Desaströse Auswirkungen auf Schwellenländer
Da das Kapital nun wieder in die USA fließt, die vor einer Zinswende und einem Energieboom zu stehen scheinen, steigt der Wert des US-Dollars gegenüber den meisten Währungen an. Diese Schulden gewinnen somit permanent an Wert. Viele kriselnde Schwellenländer, denen die Einnahmen aus Rohstoff- und Energieexporten wegbrechen, müssen bei einem steigenden Dollar für ihren Schuldendienst immer größere Beträge ihrer heimischen Währung aufwenden, da sie auf den Weltfinanzmärkten zuvor in der Weltleitwährung verschuldeten.
Die Schuldenfalle schnappt zu: Wegbrechende Einnahmen, lahmende Konjunktur und steigende Schuldenlast treten in Wechselwirkung. Spiegel-Online bemerkte hierzu:
Schwellenländer mit großen außenwirtschaftlichen Defiziten, die bislang vom Import billigen Kapitals profitierten, könnten von der neuen Dollar-Stärke kalt erwischt werden, darunter die Türkei, Südafrika, Peru oder Kolumbien.
Damit drohe den Schwellenländern eine Krisenphase ähnlich derjenigen in den 80er Jahren des 20. Jahrhunderts, als die Hochzinspolitik unter Fed-Chef Paul Volcker die ausufernde US-Inflation eindämmte und zugleich durch die einsetzenden globalen Kapitalzuflüsse in die USA den Dollar in die Höhe katapultierte – sowie die Initialzündung für das explosionsartige Wachstum der Finanzmärkte legte, das charakteristisch ist für den neoliberalen Spätkapitalismus. Zeitgleich durchlebten viele Schwellenländer in den 80ern schwerste wirtschaftliche Verwerfungen, Schuldenkrisen und Staatspleiten.
Droht nun eine ähnliche Konstellation wie in den 1980ern, in der das Zentrum des kapitalistischen Weltsystems die Krisenfolgen (Damals war es die überwundene Phase der Stagflation auf die Peripherie und Semiperipherie abwälzt und sich so sich auf deren Kosten abermals stabilisiert? Kann die US-Strategie aufgehen, die auf die Förderung unkonventioneller fossiler Energieträger setzt und eine weitgehende Exklusion Schwellenländer vermittels Freihandelszonen anstrebt?

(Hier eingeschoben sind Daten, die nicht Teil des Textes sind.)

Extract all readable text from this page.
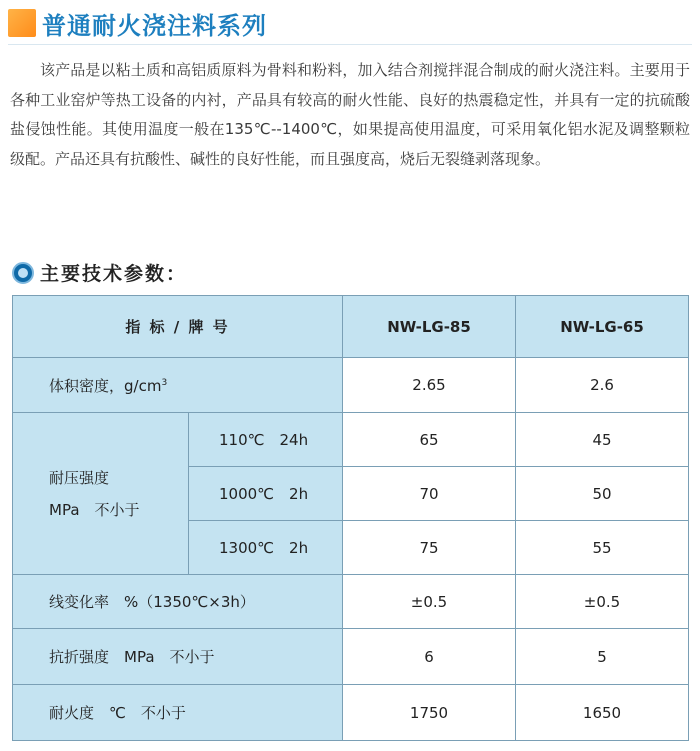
普通耐火浇注料系列

该产品是以粘土质和高铝质原料为骨料和粉料，加入结合剂搅拌混合制成的耐火浇注料。主要用于各种工业窑炉等热工设备的内衬，产品具有较高的耐火性能、良好的热震稳定性，并具有一定的抗硫酸盐侵蚀性能。其使用温度一般在135℃--1400℃，如果提高使用温度，可采用氧化铝水泥及调整颗粒级配。产品还具有抗酸性、碱性的良好性能，而且强度高，烧后无裂缝剥落现象。

主要技术参数：
指 标 / 牌 号		NW-LG-85	NW-LG-65
体积密度，$g/cm^3$		2.65	2.6

耐压强度
MPa　不小于	110℃　24h	65	45
	1000℃　2h	70	50
	1300℃　2h	75	55
线变化率　%（1350℃×3h）		±0.5	±0.5
抗折强度　MPa　不小于		6	5
耐火度　℃　不小于		1750	1650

Die mit aller Macht forcierte und ökologisch desaströse Verlängerung des fossilen Zeitalters scheint größtenteils auf Wunschdenken zu beruhen. Die New York Times (NYT) veröffentlichte schon Mitte 2011 einen mit großen Aufwand recherchierten Artikel, dessen Autoren ein halbes Jahr Zeit hatten, um den internen Informationsfluss der Branche mit deren öffentlichen Verlautbarungen zu vergleichen.

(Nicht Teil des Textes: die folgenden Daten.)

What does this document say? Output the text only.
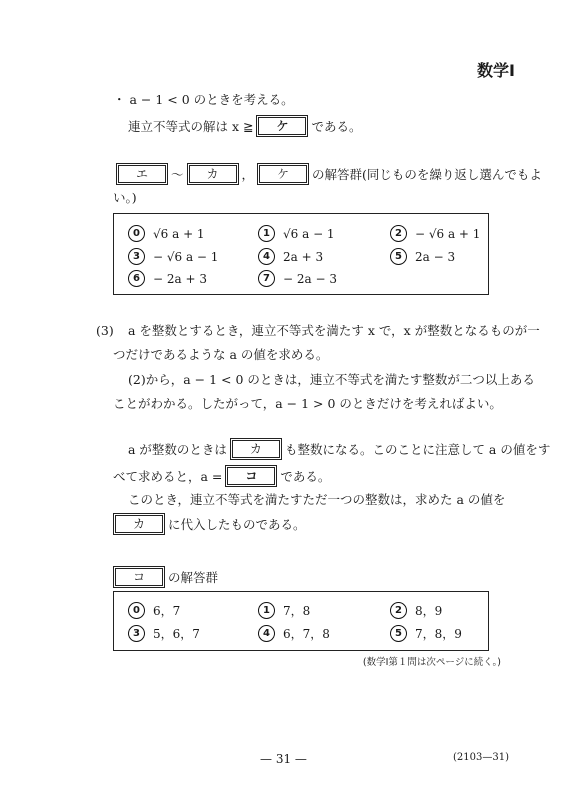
数学Ⅰ
・ a − 1 < 0 のときを考える。
連立不等式の解は x ≧	ケ	である。
エ	〜	カ	，	ケ	の解答群(同じものを繰り返し選んでもよ
い。)
0	√6 a + 1	1	√6 a − 1	2	− √6 a + 1
3	− √6 a − 1	4	2a + 3	5	2a − 3
6	− 2a + 3	7	− 2a − 3
(3) a を整数とするとき，連立不等式を満たす x で，x が整数となるものが一
つだけであるような a の値を求める。
(2)から，a − 1 < 0 のときは，連立不等式を満たす整数が二つ以上ある
ことがわかる。したがって，a − 1 > 0 のときだけを考えればよい。
a が整数のときは	カ	も整数になる。このことに注意して a の値をす
べて求めると，a =	コ	である。
このとき，連立不等式を満たすただ一つの整数は，求めた a の値を
カ	に代入したものである。
コ	の解答群
0	6，7	1	7，8	2	8，9
3	5，6，7	4	6，7，8	5	7，8，9
(数学Ⅰ第１問は次ページに続く。)
— 31 —	(2103—31)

Hierbei lagen dem Ostküstenblatt Tausende von internen E-Mails und Berichten wie Analysen etlicher in der Branche tätiger Konzerne vor. Im Verlauf ihrer Analyse konstatierte die NYT eine in der Branche dominierende Tendenz, die ökonomischen Potenziale der Fördertechniken wie auch der verfügbaren Lagerstätten maßlos zu übertreiben. Es sei keineswegs sicher, wie viele der gefundenen Schiefergasvorkommen überhaupt rentabel abgebaut werden können.

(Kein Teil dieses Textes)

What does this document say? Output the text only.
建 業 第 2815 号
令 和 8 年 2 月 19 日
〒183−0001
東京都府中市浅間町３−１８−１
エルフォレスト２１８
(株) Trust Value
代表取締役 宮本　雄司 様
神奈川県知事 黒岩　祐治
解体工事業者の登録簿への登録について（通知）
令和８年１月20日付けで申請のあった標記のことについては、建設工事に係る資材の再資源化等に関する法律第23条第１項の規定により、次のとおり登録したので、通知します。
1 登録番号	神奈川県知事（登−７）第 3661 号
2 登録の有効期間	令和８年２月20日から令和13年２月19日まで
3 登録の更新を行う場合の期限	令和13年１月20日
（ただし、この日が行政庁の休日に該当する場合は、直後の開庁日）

Teilweise überstiegen die horrenden Erschließungskosten die Gewinne aus der Förderung, so die NYT, die auf Unternehmensdaten von 10 000 Bohrlöchern in den USA zurückgreifen konnte: „Die Daten zeigen, dass es einige sehr aktive Bohrlöcher gibt, die aber oft von weniger produktiven Bohrlöchern umgeben sind“, deren Betriebskosten in einigen Fällen die Einnahmen aus dem Gasverkauf übersteigen.
Zudem geht die Ausbeute bei vielen der erfolgreichen Bohrlöcher sehr viel schneller zurück als anfangs prognostiziert.
Dieses rasche Absinken der Fördermenge erschwere es, langfristig mittels Schiefergasabbau Profite zu erwirtschaften, bemerkte die NYT. „Geld fließt in die Branche“, obwohl „Schiefergas inhärent unprofitabel“ sei, zitierte das Ostküstenblatt aus einer internen E-Mail eines Analysten. Dies erinnere an die „Dot-Com-Blase“ zu Beginn des Jahrhunderts, als Milliardenbeträge in windige Internet-Unternehmen ohne solide Ertragsbasis investiert wurden, die beim Platzen dieser Spekulationsblase im Jahr 2000 reihenweise Pleite gingen.
Katerstimmung im Energierausch
Inzwischen sind Hunderte von Milliarden US-Dollar in diesen Energiesektor geflossen, der nun an seinem eigenen „Erfolg“ zugrunde zu gehen droht. Die sinkenden Preise für Energieträger machen die äußerst kostenaufwendige Förderung unkonventioneller fossiler Energieträger in den USA schlicht unrentabel, bemerkte die Frankfurter Allgemeine Zeitung, die jüngst von einer „Katerstimmung im Energierausch“ in den USA berichtete.
Bohrungen in Schiefergestein seien zehn bis zwanzigmal so teuer wie klassische Vertikalbohrungen, sodass die Förderung aus diesen neu erschlossenen Quellen sich erst ab einem Ölpreis von mehr als 80 Dollar pro Barrel lohne. Zudem muss das Schiefergestein immer wieder kostspielig „nachgefrackt“ werden. Dieser Ölpreis von 80 US-Dollar wurde ab 2008 überschritten, was den Fracking-Boom in den USA initiierte. Doch löste dieser Förderboom einen Preisverfall aus, der die Profitabilität der ganzen Branche infrage stelle:
Dieses Überangebot führte vor wenigen Wochen zum Preisverfall. Inzwischen wird WTI-Öl für weit unter 70 Dollar pro Barrel gehandelt. Hält dieser Abwärtstrend länger an, lohnt sich die Erschließung neuer Schiefergaslagerstätten nicht mehr. Schon jetzt haben die ersten Wildcatter das Fracking in ihren kleineren Claims eingestellt.
Die energetische Grundlage der geopolitischen Strategie der USA steht somit auf tönernen Füßen. Sobald die Fracking-Förderung überhandnimmt – etwa durch die intendierte Erschließung der Vorkommen in Europa – und die Nachfrage nach Energieträgern krisenbedingt weiter abnimmt, würde der ganze neue Sektor schlicht unrentabel. Letztendlich krankt diese Konzeption eines amerikanischen „Energieimperiums“ an der falschen impliziten Vorstellung, die gegenwärtige Systemkrise der kapitalistischen Arbeitsgesellschaft (Die Krise kurz erklärt) könnte durch die Überflutung der Weltmärkte mit fossilen Energieträgern überwunden werden.